The May 2 event inducting nine leaders of the Boston Puerto Rican community into Centro’s 100 Puerto Ricans Preserving Our History campaign exemplified the strength of how one generation inspires the next.

Jeffrey Sánchez, a Boston state representative, was on hand to applaud his mother, honoree Maria Sánchez, founder of the Mission Main Tenants Task Force. Felix G. Arroyo, a former city councilor who recently ran for mayor and is currently the chief of city’s Department of Health and Human Services, applauded his father, Felix D. Arroyo, also a former city councilor (at large) and the first Latino to run citywide. And the entire dance troupe Estrellas Tropicales came to honor their late founder, honoree Felita Oyola, and they also entertained the over 100 participants in the event held at Villa Victoria.

Six other outstanding achievers were also honored – Jovita Fontanez, first woman/and Latina elected to and commissioner of the City of Boston’s Election Department; Miguel Fuentes, a longtime small business owner and Mission Hill community activist; Dr.
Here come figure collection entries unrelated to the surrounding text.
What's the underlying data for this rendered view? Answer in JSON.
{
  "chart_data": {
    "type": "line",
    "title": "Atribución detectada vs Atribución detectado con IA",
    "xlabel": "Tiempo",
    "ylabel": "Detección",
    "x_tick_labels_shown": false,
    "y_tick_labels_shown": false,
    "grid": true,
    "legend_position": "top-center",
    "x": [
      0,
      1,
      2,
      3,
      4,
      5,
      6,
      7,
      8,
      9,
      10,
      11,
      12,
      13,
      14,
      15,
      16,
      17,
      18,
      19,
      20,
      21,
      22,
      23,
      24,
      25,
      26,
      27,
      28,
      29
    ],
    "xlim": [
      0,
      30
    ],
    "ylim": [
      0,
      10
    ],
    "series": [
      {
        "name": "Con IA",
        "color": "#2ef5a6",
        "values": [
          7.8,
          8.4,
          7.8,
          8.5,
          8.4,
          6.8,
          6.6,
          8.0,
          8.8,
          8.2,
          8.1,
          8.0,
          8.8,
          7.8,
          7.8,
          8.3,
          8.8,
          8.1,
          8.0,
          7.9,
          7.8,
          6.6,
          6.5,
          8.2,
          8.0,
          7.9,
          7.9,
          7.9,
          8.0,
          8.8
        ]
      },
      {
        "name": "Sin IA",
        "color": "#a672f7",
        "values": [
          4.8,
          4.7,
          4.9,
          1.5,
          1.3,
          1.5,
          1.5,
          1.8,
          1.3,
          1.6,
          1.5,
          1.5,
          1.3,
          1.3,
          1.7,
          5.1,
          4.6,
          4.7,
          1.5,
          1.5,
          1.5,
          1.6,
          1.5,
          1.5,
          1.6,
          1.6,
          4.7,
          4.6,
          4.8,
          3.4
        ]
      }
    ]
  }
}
Ernesto González, professor of dermatology at Harvard Medical School; radio host José Massó; Purple Heart medal winner Tony Molina; and combat veteran Jaime Rodriguez, president of the Puerto Rican Veterans Monument Square Association.

The Boston achievers joined the more than 100 individuals or organizations who have already agreed to donate their papers and/or oral histories to the Centro Archives as part of the campaign, which is aimed at preserving the legacy and heritage of the Puerto Rican community in the United States. Their contributions will add regional depth and breadth to the holdings of the renowned Centro Archives.

“The Boston leadership expressed great appreciation for being recognized for their achievements,” said Omar Dauhajre, Centro’s communications coordinator, who introduced those honored. “But they also understood how important it is for them to donate their unique stories to the Archives.”

Centro Director Edwin Meléndez noted that Centro had long been focused on the New York metropolitan area because that was the center of Puerto Rican life in the United States. “But as the Puerto Rican population grew and moved to communities across the nation, Centro needs to move with them, documenting lives in the new enclaves and introducing the far-flung communities to the services and research Centro provides, ” Meléndez said. He pointed out that the Boston was the site of the second Massachusetts event; the first in Worcester. Similar events have been held in Miami, Central Florida, Philadelphia, Washington and Chicago.